The bobbin ends are hung on a hanger called a warp.. In order not to mix the yarn ends, it is passed through a comb-shaped balancer and a ball is obtained. The yarns taken from this ball with the help of hand are passed to the combs as a result of the yarn removal process called the shed. These combs are two pieces as a requirement of weaving a plain foot. thread ends here rush It is passed to the combs of the loom with the help of the table called. Dem and frames are mounted on the bench and the hank is hung on the bench.
Yarn winding device called Elemle bobbin is wound.
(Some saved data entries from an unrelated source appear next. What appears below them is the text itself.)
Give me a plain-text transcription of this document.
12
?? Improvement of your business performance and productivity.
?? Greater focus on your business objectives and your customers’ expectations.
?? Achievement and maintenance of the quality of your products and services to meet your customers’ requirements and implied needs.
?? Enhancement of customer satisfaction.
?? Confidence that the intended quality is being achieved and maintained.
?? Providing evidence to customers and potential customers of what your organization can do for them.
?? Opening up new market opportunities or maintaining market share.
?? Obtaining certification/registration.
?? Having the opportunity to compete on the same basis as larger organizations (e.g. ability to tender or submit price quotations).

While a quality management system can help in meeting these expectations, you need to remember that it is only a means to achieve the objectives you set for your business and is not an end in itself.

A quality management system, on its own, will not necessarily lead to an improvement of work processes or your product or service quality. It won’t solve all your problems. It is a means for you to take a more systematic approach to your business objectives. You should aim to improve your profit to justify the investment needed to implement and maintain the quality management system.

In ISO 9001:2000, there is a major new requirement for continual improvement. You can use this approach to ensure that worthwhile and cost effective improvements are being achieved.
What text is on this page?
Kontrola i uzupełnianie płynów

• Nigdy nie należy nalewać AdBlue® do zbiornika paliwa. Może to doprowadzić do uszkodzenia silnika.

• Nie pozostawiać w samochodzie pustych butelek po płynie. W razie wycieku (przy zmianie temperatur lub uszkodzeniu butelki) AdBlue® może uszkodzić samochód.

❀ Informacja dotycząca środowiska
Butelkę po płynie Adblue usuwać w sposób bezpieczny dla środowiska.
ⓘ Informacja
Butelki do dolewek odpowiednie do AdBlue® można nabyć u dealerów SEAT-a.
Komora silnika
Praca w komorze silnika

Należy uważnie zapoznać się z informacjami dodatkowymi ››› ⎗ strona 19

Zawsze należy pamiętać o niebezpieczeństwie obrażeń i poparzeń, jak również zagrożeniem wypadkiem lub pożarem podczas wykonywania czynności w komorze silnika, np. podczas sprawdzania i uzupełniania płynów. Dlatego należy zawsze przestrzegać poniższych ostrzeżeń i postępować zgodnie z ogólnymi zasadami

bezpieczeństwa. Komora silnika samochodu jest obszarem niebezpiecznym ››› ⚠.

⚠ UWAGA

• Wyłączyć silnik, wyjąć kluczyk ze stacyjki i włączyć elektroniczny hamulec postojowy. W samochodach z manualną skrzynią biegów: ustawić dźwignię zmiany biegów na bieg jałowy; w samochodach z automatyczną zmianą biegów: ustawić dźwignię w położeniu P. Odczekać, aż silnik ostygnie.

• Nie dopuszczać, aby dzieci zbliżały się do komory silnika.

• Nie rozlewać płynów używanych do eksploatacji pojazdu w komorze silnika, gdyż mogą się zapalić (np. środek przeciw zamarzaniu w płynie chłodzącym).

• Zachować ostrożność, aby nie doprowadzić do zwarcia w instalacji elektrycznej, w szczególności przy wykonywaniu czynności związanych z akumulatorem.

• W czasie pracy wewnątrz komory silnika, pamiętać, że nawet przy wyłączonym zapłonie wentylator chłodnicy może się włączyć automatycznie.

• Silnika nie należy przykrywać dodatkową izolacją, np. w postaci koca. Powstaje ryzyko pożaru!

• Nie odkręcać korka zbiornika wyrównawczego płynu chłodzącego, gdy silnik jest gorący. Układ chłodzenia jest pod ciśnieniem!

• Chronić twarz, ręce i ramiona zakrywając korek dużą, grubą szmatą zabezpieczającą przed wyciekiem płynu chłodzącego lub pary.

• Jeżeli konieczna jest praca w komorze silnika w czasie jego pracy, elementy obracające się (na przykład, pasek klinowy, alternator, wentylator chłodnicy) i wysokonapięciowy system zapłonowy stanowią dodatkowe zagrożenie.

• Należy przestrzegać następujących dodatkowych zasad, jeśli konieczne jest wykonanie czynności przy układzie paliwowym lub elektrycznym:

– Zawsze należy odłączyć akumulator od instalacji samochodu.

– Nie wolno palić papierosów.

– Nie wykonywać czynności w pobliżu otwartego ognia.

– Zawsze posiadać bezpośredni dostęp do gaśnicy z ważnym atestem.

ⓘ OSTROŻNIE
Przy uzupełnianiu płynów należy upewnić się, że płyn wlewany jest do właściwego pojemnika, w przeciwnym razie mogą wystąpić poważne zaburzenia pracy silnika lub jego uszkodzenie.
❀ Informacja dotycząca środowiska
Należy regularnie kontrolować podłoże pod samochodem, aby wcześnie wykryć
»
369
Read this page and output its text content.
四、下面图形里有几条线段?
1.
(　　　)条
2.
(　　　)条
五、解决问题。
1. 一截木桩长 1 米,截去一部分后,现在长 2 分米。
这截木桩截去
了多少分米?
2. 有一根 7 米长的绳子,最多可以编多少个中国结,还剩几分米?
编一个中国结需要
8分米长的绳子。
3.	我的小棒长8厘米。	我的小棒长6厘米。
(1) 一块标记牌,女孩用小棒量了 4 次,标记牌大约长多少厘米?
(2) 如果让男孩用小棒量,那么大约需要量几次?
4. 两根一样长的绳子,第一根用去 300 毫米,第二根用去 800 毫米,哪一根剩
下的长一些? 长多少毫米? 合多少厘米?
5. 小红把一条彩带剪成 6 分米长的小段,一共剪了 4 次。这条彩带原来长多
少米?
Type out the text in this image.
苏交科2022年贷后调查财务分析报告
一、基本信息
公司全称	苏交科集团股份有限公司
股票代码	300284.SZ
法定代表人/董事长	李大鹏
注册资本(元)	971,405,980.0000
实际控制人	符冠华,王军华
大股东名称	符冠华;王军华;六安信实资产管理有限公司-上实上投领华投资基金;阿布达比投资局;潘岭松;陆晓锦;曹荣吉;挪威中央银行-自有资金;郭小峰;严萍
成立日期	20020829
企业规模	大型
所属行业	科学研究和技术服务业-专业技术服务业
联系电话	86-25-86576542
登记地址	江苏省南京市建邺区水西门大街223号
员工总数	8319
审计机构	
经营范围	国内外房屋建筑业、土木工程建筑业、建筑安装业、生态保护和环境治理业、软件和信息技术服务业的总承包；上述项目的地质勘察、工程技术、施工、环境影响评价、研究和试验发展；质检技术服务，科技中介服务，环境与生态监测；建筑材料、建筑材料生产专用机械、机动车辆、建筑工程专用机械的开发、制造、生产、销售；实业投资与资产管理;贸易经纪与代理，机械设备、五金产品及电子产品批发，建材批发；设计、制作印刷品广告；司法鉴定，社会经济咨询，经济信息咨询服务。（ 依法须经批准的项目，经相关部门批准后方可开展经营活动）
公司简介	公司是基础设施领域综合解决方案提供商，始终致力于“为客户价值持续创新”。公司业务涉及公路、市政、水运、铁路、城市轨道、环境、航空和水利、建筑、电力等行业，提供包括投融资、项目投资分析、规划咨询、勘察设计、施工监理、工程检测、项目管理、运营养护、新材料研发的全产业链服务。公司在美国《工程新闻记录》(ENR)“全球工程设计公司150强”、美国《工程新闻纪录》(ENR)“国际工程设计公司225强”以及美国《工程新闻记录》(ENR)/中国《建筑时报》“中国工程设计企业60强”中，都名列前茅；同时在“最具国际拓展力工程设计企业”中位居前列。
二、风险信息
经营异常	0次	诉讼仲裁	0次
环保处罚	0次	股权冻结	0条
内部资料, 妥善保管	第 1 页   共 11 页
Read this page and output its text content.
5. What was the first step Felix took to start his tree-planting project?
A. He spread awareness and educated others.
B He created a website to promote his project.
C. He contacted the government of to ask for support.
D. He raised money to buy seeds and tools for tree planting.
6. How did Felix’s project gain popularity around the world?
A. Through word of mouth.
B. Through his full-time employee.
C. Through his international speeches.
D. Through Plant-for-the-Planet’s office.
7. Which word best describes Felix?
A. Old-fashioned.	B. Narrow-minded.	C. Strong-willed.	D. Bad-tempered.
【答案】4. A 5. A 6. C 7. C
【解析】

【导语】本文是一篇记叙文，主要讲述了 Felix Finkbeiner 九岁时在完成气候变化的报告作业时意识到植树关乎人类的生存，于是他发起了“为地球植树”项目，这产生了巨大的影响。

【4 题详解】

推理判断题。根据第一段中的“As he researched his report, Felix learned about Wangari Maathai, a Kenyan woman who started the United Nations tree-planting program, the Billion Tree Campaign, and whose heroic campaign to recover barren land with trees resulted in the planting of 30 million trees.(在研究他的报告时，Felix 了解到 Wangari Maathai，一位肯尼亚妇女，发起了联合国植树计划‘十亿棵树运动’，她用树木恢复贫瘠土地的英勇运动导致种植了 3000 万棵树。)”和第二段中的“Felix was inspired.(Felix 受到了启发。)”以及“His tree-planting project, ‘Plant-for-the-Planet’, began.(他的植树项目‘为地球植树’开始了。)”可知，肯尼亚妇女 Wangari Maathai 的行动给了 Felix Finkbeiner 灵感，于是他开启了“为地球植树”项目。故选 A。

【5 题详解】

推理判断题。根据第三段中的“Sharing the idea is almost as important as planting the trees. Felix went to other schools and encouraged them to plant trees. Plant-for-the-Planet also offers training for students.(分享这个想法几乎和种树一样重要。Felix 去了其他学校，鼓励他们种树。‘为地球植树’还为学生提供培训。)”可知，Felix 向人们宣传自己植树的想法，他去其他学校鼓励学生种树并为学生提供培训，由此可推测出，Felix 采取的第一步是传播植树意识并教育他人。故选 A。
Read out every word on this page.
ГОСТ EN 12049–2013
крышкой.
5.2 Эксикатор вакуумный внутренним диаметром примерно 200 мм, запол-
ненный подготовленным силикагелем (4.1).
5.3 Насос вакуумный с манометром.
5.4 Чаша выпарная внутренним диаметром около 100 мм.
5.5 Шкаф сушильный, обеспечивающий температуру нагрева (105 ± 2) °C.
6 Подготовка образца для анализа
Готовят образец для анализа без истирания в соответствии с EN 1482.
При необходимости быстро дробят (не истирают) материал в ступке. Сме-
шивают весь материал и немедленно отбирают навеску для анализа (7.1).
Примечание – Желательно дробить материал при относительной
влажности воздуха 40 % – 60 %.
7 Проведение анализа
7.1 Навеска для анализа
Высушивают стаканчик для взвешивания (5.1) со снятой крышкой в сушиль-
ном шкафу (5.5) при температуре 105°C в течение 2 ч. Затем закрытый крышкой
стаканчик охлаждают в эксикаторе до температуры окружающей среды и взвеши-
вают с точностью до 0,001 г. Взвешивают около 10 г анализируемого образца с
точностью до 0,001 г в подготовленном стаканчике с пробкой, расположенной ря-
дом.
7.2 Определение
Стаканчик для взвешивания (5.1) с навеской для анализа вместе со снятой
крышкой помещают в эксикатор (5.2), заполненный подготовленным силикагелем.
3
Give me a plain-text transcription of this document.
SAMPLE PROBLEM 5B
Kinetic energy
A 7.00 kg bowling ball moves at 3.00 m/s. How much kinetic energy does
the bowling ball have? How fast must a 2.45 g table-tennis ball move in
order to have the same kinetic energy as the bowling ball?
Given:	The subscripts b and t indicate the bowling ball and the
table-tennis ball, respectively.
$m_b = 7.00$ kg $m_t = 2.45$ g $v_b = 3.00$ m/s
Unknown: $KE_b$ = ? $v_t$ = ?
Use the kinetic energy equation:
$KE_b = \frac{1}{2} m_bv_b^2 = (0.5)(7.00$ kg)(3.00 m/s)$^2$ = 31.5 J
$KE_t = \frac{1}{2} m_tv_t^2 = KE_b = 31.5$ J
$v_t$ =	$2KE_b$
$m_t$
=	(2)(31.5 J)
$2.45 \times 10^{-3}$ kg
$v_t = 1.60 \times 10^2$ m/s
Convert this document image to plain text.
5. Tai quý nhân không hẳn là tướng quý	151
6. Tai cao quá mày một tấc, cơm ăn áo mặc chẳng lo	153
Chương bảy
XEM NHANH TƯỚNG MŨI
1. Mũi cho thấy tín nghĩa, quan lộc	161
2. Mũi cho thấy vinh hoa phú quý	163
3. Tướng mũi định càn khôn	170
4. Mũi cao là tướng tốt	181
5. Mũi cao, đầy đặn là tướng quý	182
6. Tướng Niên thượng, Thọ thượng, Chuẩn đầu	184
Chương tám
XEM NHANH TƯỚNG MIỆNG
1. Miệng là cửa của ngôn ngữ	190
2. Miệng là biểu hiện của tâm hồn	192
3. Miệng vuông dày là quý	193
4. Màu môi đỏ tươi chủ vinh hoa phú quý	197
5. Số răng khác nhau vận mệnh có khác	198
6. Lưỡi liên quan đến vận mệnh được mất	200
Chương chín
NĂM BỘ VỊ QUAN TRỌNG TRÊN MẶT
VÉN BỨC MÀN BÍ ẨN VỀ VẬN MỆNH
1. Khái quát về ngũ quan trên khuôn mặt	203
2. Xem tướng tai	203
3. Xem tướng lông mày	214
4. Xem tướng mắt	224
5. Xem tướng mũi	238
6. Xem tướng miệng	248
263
It is woven into the fabric.
The three basic mechanisms of weaving are shedding, weft insertion and tampering. Each warp thread is passed through a strength eye. When a weft is thrown in accordance with the weave of the fabric to be woven, the warps that should be on this weft are lifted up by these forces. Thus, an opening called the nozzle is formed, through which the shuttle will pass, and is rebuilt for each weft. To create the mouthpiece at least two frames are needed. The weft thread is passed through the shed, which is formed by the separation of the warp into two layers, by means of a shuttle, which is called weft insertion. Buldan Cloth is made by performing the tamping or tampering process with a comb through which the warp threads are passed in order to push the weft thread, which is separate from the fabric because it has just been thrown, to include it in the fabric.
The fabric coming out of the loom has a flat appearance, when wetted, the fabric shrinks transversely and acquires its characteristic wrinkled structure. The fabric is wrapped in the machine and bleaching (pre-treatment) is done at 95°C and the fabric is purified from the size, lice and oils on it. Dyeing is done between 65°C and 85°C. After dyeing, soap washes are made between 80°C and 95°C. Then the softener is given and removed from the machine. The fabric removed from the machine is squeezed in the centrifuge machine, opened in the product opening, and then dried by passing through the rotisserie machine. The dried fabric is rolled into balls after passing through the quality control stage.
Buldan Cloth to be used for clothing; 80 cm, 125 cm, 185 cm wide; It is produced as raw, striped, solid color and printed.
Buldan Cloth to be used for home textiles; Named with local names, 80 cm, 90 cm, 100 cm, 170 cm, 210 cm, 240 cm and 250 cm wide;
It is produced as plain colored, striped, patterned or plaid as piqué, drapery, bed linen, duvet cover, tablecloth and loincloth.